Neil's full appearance: https://t.co/hMkBwHW7Wj pic.twitter.com/CFZul2OBYh
— Dan Patrick Show (@dpshow) June 30, 2023
One of the greater feats as a SportsCenter anchor was getting to have your own catchphrase. While that came naturally to Everett when he went back to his home in Hawaii, all anyone wanted to know was when he was going to appear in a This is SportsCenter commercial.
“That’s all anybody wanted,” he said.
The catchphrases are part of the “E” that stands for entertainment in ESPN, and so are those commercials. And as Patrick said, getting athletes to come to Bristol to do those commercials was essentially like pulling teeth because they wanted the promise of money or a charitable donation.
“And then all of a sudden the reaction when athletes saw those guys do those commercials, then the floodgates opened,” Patrick recalled. “Everybody wanted to have their own commercial.”
For Everett, the commercial that stands out to him the most is the Roger Federer commercial.
“It’s the first [commercial] I did.
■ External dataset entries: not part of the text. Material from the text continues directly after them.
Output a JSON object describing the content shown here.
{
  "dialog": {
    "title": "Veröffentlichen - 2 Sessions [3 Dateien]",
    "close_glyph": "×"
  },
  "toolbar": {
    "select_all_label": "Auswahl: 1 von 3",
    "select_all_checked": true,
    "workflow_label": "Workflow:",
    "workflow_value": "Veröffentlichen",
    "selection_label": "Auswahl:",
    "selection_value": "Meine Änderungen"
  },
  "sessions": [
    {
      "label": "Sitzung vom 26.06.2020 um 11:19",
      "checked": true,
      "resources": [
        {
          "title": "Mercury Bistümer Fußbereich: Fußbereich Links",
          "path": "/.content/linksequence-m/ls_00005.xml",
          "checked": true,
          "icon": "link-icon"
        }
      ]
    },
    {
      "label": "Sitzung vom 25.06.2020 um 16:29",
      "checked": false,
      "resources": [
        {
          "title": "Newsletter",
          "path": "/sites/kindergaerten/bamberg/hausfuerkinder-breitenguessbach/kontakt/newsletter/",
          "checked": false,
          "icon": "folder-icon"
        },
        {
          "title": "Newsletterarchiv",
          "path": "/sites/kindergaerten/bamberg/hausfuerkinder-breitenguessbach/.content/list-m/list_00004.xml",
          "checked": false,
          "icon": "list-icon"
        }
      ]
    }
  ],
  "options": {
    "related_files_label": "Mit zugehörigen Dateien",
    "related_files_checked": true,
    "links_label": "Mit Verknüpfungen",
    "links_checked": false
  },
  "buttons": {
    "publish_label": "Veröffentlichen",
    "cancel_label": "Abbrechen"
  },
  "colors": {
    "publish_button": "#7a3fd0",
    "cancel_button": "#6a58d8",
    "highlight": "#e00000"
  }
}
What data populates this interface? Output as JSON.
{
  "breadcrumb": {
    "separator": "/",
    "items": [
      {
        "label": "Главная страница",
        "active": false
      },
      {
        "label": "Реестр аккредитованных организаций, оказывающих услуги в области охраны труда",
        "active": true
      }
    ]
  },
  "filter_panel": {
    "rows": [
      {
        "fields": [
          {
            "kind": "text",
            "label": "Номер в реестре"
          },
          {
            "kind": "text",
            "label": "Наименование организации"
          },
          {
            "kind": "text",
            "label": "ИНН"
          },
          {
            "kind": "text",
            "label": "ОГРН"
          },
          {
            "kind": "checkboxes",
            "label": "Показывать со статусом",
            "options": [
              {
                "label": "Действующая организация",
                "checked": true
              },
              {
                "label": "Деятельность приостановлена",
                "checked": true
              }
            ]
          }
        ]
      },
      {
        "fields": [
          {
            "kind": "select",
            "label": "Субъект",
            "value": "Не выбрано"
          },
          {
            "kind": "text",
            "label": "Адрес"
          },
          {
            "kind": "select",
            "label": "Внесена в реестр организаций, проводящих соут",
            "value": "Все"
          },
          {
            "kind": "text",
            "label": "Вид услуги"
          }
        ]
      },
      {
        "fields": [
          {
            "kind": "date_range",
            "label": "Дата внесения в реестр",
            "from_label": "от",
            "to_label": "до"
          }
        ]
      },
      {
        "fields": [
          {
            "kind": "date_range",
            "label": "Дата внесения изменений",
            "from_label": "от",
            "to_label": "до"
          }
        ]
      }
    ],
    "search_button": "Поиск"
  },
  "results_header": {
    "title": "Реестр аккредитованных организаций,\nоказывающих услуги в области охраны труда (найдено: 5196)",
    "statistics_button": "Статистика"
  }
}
I was the only person in it,” Everett said.
“Roger, if they ranked anchors, where would I be, 1-10?”
“I’m not sure you’d be in the top 10, Neil.”
“I was able to give him stink eye and say I’d be in the top 10,” Everett said. “And what’s really funny about that, was that Roger Federer wrote me after that and he said, ‘Hey, I did some research. You’re definitely in the top 10, would you like to be my guest at the US Open?'”
Everett wrote him back, gleefully accepting the invitation, but didn’t receive a response.
“I’ve never heard from him since,” he said.
And now that he’s no longer at ESPN, he probably never will.